# The dog, the mistress & the urinal



## smoking b (Dec 12, 2012)

A man stuck his head into a supermarket and called out, "Does someone in here own the Great Dane that's chained to a parking meter?"

A man in the checkout line yelled, "That's my dog, why?"

"Well, my dog just killed your dog."

"Killed my Great Dane?" the shocked man asked. "What kind of dog do you own?"

"A Chihuahua."

"How did a Chihuahua kill my Great Dane?"

"He choked on it."

 ******************************************************************************************************

A husband and wife were having dinner at a very fine restaurant when this absolutely stunning young woman comes over to their table, gives the husband a big kiss, tells him she'll see him later, and walks away.
His wife glares at him and says, 'Who was that??!!"
"Oh," replies the husband, 'that was my mistress."
The wife says, "That's it; I want a divorce."
"I understand," replies her husband, "But, remember, if you get a divorce, there will be no more shopping trips to Paris, no wintering in the Caribbean, no Lexus in the garage, and no more country club. But the decision is yours."
Just then the wife notices a mutual friend of theirs entering the restaurant with a gorgeous woman.
'Who's that woman with Jim?" she asks.
"That's his mistress," replies her husband.
"Ours is prettier," says the wife.

  ***************************************************************************************************

An accountant, a lawyer and a cowboy were standing side-by-side using a urinal.
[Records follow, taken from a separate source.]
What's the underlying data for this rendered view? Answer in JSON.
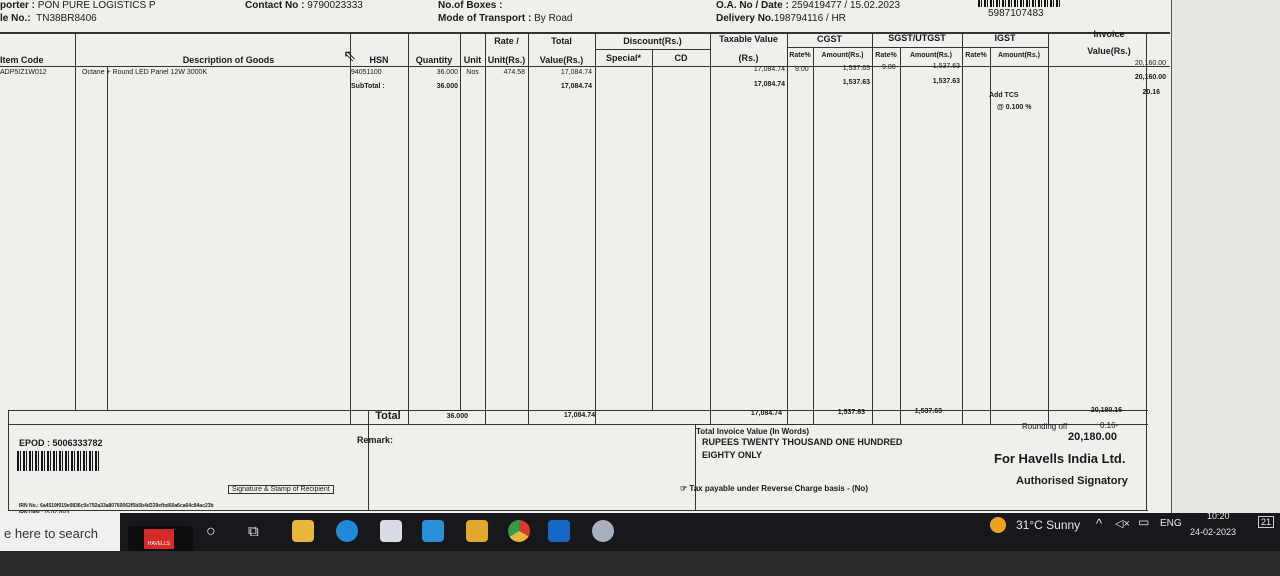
{
  "header": {
    "transporter_label": "porter :",
    "transporter": "PON PURE LOGISTICS P",
    "vehicle_label": "le No.:",
    "vehicle": "TN38BR8406",
    "contact_label": "Contact No :",
    "contact": "9790023333",
    "boxes_label": "No.of Boxes :",
    "transport_label": "Mode of Transport :",
    "transport": "By Road",
    "oa_label": "O.A. No / Date :",
    "oa": "259419477 / 15.02.2023",
    "delivery_label": "Delivery No.",
    "delivery": "198794116 / HR",
    "barcode_number": "5987107483"
  },
  "columns": {
    "item_code": "Item Code",
    "description": "Description of Goods",
    "hsn": "HSN",
    "quantity": "Quantity",
    "unit": "Unit",
    "rate_top": "Rate /",
    "rate_bottom": "Unit(Rs.)",
    "total_top": "Total",
    "total_bottom": "Value(Rs.)",
    "discount": "Discount(Rs.)",
    "special": "Special*",
    "cd": "CD",
    "taxable_top": "Taxable Value",
    "taxable_bottom": "(Rs.)",
    "cgst": "CGST",
    "sgst": "SGST/UTGST",
    "igst": "IGST",
    "rate_pct": "Rate%",
    "amount": "Amount(Rs.)",
    "invoice_top": "Invoice",
    "invoice_bottom": "Value(Rs.)"
  },
  "row": {
    "item_code": "ADP5IZ1W012",
    "description": "Octane + Round LED Panel 12W 3000K",
    "hsn": "94051100",
    "quantity": "36.000",
    "unit": "Nos",
    "rate": "474.58",
    "total": "17,084.74",
    "taxable": "17,084.74",
    "cgst_rate": "9.00",
    "cgst_amount": "1,537.63",
    "sgst_rate": "9.00",
    "sgst_amount": "1,537.63",
    "invoice_value": "20,160.00"
  },
  "subtotal": {
    "label": "SubTotal :",
    "quantity": "36.000",
    "total": "17,084.74",
    "taxable": "17,084.74",
    "cgst_amount": "1,537.63",
    "sgst_amount": "1,537.63",
    "invoice_value": "20,160.00"
  },
  "tcs": {
    "label": "Add TCS",
    "rate": "@ 0.100 %",
    "value": "20.16"
  },
  "totals": {
    "label": "Total",
    "quantity": "36.000",
    "total": "17,084.74",
    "taxable": "17,084.74",
    "cgst": "1,537.63",
    "sgst": "1,537.63",
    "invoice": "20,180.16"
  },
  "footer": {
    "epod": "EPOD : 5006333782",
    "remark": "Remark:",
    "signature_recipient": "Signature & Stamp of Recipient",
    "irn_no": "IRN No.: 6a4519f019e0836c0e792a33a80760062f5b5b4d339efbd60a6ca64c84ac23b",
    "irn_date": "IRN Date : 15.02.2023",
    "words_label": "Total Invoice Value (In Words)",
    "words_line1": "RUPEES  TWENTY THOUSAND ONE HUNDRED",
    "words_line2": "EIGHTY ONLY",
    "reverse_charge": "Tax payable under Reverse Charge basis - (No)",
    "rounding_label": "Rounding off",
    "rounding_value": "0.16-",
    "grand_total": "20,180.00",
    "company": "For Havells India Ltd.",
    "signatory": "Authorised Signatory"
  },
  "taskbar": {
    "search_placeholder": "e here to search",
    "havells_label": "HAVELLS",
    "weather": "31°C  Sunny",
    "language": "ENG",
    "time": "10:20",
    "date": "24-02-2023",
    "notifications": "21"
  }
}
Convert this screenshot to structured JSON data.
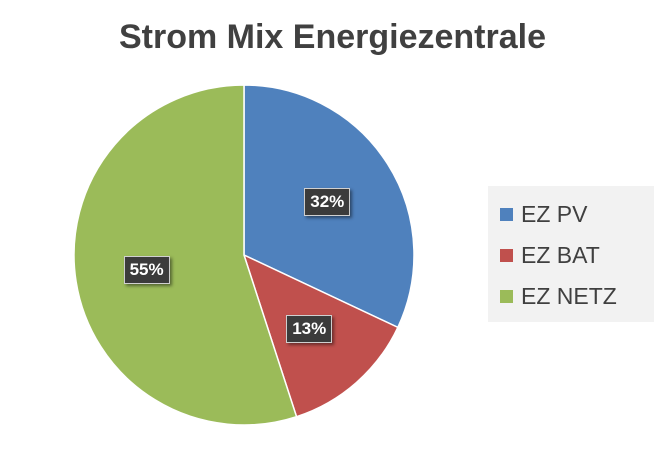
{
  "chart_data": {
    "type": "pie",
    "title": "Strom Mix Energiezentrale",
    "slices": [
      {
        "name": "EZ PV",
        "value": 32,
        "label": "32%",
        "color": "#4f81bd"
      },
      {
        "name": "EZ BAT",
        "value": 13,
        "label": "13%",
        "color": "#c0504d"
      },
      {
        "name": "EZ NETZ",
        "value": 55,
        "label": "55%",
        "color": "#9bbb59"
      }
    ],
    "start_angle": "12 o'clock",
    "direction": "clockwise",
    "legend_position": "right"
  }
}
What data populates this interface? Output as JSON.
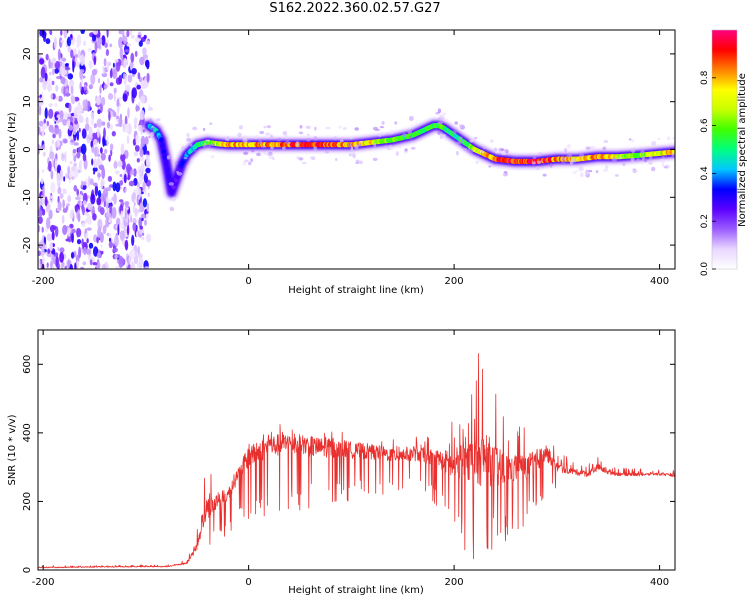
{
  "title": "S162.2022.360.02.57.G27",
  "chart_data": [
    {
      "type": "heatmap",
      "panel": "top",
      "xlabel": "Height of straight line (km)",
      "ylabel": "Frequency (Hz)",
      "xlim": [
        -205,
        415
      ],
      "ylim": [
        -25,
        25
      ],
      "xticks": [
        -200,
        0,
        200,
        400
      ],
      "yticks": [
        -20,
        -10,
        0,
        10,
        20
      ],
      "colorbar": {
        "label": "Normalized spectral amplitude",
        "ticks": [
          0.0,
          0.2,
          0.4,
          0.6,
          0.8
        ],
        "colormap": [
          "#ffffff",
          "#e9d6ff",
          "#9b5cff",
          "#5a00ff",
          "#0000ff",
          "#00c8ff",
          "#00ff80",
          "#40ff00",
          "#c8ff00",
          "#ffff00",
          "#ff8000",
          "#ff0000",
          "#ff0080"
        ]
      },
      "noise_region": {
        "x": [
          -205,
          -97
        ],
        "y": [
          -25,
          25
        ]
      },
      "ridge": {
        "x": [
          -97,
          -90,
          -85,
          -80,
          -75,
          -70,
          -65,
          -60,
          -55,
          -50,
          -40,
          -30,
          -20,
          0,
          20,
          50,
          80,
          100,
          120,
          140,
          150,
          160,
          170,
          180,
          185,
          190,
          200,
          210,
          220,
          230,
          240,
          260,
          280,
          300,
          320,
          340,
          360,
          380,
          400,
          415
        ],
        "freq": [
          5,
          4,
          2,
          -3,
          -9,
          -6,
          -3,
          -1,
          0,
          1,
          1.5,
          1.2,
          1,
          1,
          1,
          1,
          1,
          1,
          1.5,
          2,
          2.5,
          3,
          4,
          5,
          5,
          4.5,
          3,
          1.5,
          0,
          -1,
          -2,
          -2.5,
          -2.5,
          -2,
          -2,
          -1.5,
          -1.5,
          -1.2,
          -0.8,
          -0.5
        ],
        "amplitude": [
          0.4,
          0.45,
          0.35,
          0.3,
          0.25,
          0.25,
          0.3,
          0.4,
          0.45,
          0.5,
          0.6,
          0.7,
          0.8,
          0.8,
          0.85,
          0.9,
          0.9,
          0.8,
          0.75,
          0.6,
          0.6,
          0.55,
          0.55,
          0.6,
          0.6,
          0.55,
          0.5,
          0.55,
          0.7,
          0.8,
          0.9,
          0.95,
          0.95,
          0.85,
          0.75,
          0.85,
          0.7,
          0.6,
          0.75,
          0.8
        ]
      }
    },
    {
      "type": "line",
      "panel": "bottom",
      "xlabel": "Height of straight line (km)",
      "ylabel": "SNR (10 * v/v)",
      "xlim": [
        -205,
        415
      ],
      "ylim": [
        0,
        700
      ],
      "xticks": [
        -200,
        0,
        200,
        400
      ],
      "yticks": [
        0,
        200,
        400,
        600
      ],
      "color": "#e8302e",
      "envelope": {
        "x": [
          -205,
          -150,
          -80,
          -60,
          -50,
          -45,
          -40,
          -35,
          -20,
          -10,
          0,
          20,
          40,
          60,
          80,
          100,
          120,
          140,
          160,
          180,
          190,
          200,
          210,
          220,
          230,
          240,
          250,
          260,
          270,
          280,
          290,
          300,
          310,
          320,
          330,
          340,
          350,
          360,
          380,
          400,
          415
        ],
        "upper": [
          12,
          14,
          15,
          30,
          120,
          260,
          300,
          320,
          250,
          300,
          380,
          420,
          430,
          420,
          410,
          400,
          390,
          380,
          390,
          390,
          400,
          470,
          520,
          600,
          690,
          560,
          480,
          430,
          420,
          420,
          400,
          350,
          330,
          320,
          310,
          330,
          310,
          300,
          295,
          295,
          290
        ],
        "lower": [
          2,
          3,
          5,
          10,
          25,
          50,
          60,
          80,
          100,
          120,
          140,
          160,
          170,
          180,
          190,
          200,
          210,
          220,
          220,
          200,
          150,
          100,
          40,
          30,
          60,
          60,
          80,
          100,
          120,
          160,
          220,
          240,
          260,
          250,
          240,
          250,
          255,
          260,
          260,
          265,
          260
        ],
        "baseline": [
          7,
          9,
          10,
          20,
          70,
          140,
          180,
          190,
          220,
          280,
          330,
          360,
          370,
          360,
          355,
          350,
          345,
          335,
          340,
          330,
          320,
          300,
          330,
          310,
          330,
          300,
          290,
          300,
          300,
          320,
          340,
          300,
          290,
          285,
          280,
          300,
          285,
          280,
          278,
          280,
          275
        ]
      }
    }
  ]
}
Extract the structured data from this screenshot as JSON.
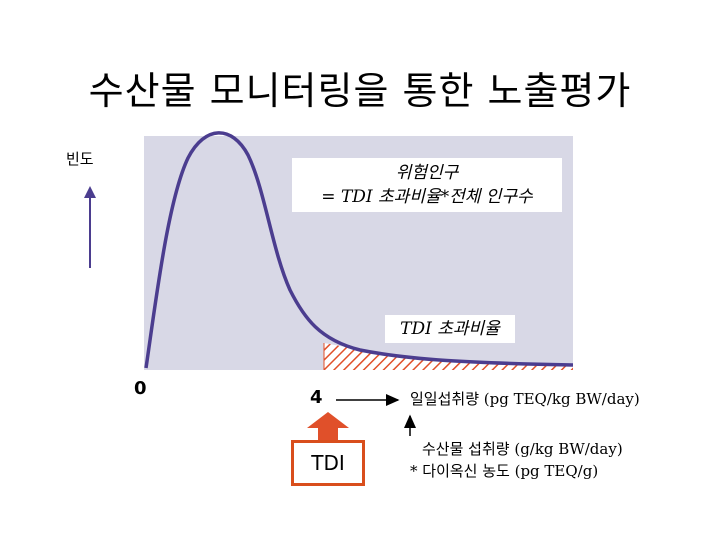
{
  "title": "수산물 모니터링을 통한 노출평가",
  "y_axis_label": "빈도",
  "risk_formula": {
    "line1": "위험인구",
    "line2": "= TDI 초과비율*전체 인구수"
  },
  "exceed_label": "TDI 초과비율",
  "x_origin_label": "0",
  "tdi_value_label": "4",
  "tdi_box_label": "TDI",
  "x_axis_label": "일일섭취량 (pg TEQ/kg BW/day)",
  "fish_intake": {
    "line1": "수산물 섭취량 (g/kg BW/day)",
    "line2": "* 다이옥신 농도 (pg TEQ/g)"
  },
  "colors": {
    "plot_background": "#d8d8e6",
    "curve": "#4b3d8f",
    "hatch": "#e0502a",
    "tdi_arrow": "#e0502a"
  }
}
The accountant finished, zipped up and started washing and literally scrubbing his hands.. clear up to his elbows...he used about 20 paper towels before he finished.

He turned to the other two men and commented, "I graduated from the University of Michigan and they taught us to be clean."

  

The lawyer finished, zipped up quickly and wet the tips of his fingers, grabbed one paper towel and commented, "I graduated from the University of California and they taught us to be environmentally conscious."

  

The cowboy zipped up and as he was walking out the door said, "I graduated from the University of Texas and they taught us not to piss on our hands."


----------